Query data formatting to map onto a reference

Hey scvi-tools team!

I was wondering what the requirements are on the query AnnData object for prepare_query_anndata(). The documentation just says the query object should be:

organized in the same way as data used to train model

but it’s not clear what exactly this means. Looking at the code I guess that query_data.layers['counts'] is not supported even if the model was trained from an AnnData object that has the count data stored in a layer? I guess this might be reformatted in setup_anndata for the original model training? Also, does organizing both objects in the same way mean also that query_data.var and query_data.obs needs to be consistent?

So for each kwarg used in the setup_anndata method for the original training data, your query data should have the corresponding data under those keys. E.g. if your count data was stored in .layers['counts'] originally, then it should be stored there for the query data as well. The reformatting that setup_anndata did on the original data will be repeated on the query data. While the query_data.var should match, the query_data.obs can be different (which I assume would be the case most of the time).

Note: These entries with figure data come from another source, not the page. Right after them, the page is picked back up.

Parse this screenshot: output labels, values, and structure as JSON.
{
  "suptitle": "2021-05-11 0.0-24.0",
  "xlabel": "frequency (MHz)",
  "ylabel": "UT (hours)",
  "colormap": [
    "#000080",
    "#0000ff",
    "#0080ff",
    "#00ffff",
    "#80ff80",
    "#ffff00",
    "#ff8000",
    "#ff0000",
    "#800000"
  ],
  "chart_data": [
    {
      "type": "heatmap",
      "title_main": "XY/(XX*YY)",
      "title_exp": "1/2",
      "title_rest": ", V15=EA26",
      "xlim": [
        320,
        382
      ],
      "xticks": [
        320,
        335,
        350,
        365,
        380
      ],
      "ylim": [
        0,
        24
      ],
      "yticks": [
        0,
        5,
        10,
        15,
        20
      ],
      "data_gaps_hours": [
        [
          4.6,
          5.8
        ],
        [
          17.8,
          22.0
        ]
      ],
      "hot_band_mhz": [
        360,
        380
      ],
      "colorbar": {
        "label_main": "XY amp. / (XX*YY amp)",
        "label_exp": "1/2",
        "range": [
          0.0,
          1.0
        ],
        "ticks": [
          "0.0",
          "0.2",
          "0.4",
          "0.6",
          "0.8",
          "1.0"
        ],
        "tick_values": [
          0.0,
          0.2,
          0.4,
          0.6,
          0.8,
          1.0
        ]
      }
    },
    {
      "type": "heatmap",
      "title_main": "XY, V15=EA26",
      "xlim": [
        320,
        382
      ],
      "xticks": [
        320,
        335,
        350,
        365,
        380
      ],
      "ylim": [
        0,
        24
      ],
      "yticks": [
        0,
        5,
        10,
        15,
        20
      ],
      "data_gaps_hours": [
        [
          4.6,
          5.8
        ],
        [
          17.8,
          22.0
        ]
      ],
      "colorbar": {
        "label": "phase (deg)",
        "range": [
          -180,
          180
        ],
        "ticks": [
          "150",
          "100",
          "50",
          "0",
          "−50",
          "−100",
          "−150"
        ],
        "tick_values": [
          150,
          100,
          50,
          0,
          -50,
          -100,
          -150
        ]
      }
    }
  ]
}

Thanks a lot @Justin_Hong! I think I found a bug or an incompatibility between query data prepping functions that I reported here.

Is there a way to only load the reference model schema from the model file without having to load the reference data? Then one could prep the query data depending on the model attributes. I guess this would be achievable by exposing the _get_loaded_data() function that is defined in _archesmixin.py. Otherwise I only see model load functions that require also loading the anndata object.

1 Like

Thanks for filing that issue! I’ll take a look an respond on it.

While it isn’t as extensive as the view_anndata_setup method, there is a static method on every model class called view_setup_args which tells you which kwargs were used to call setup_anndata on a model. This can be done without loading the data. Does this address your problem?

1 Like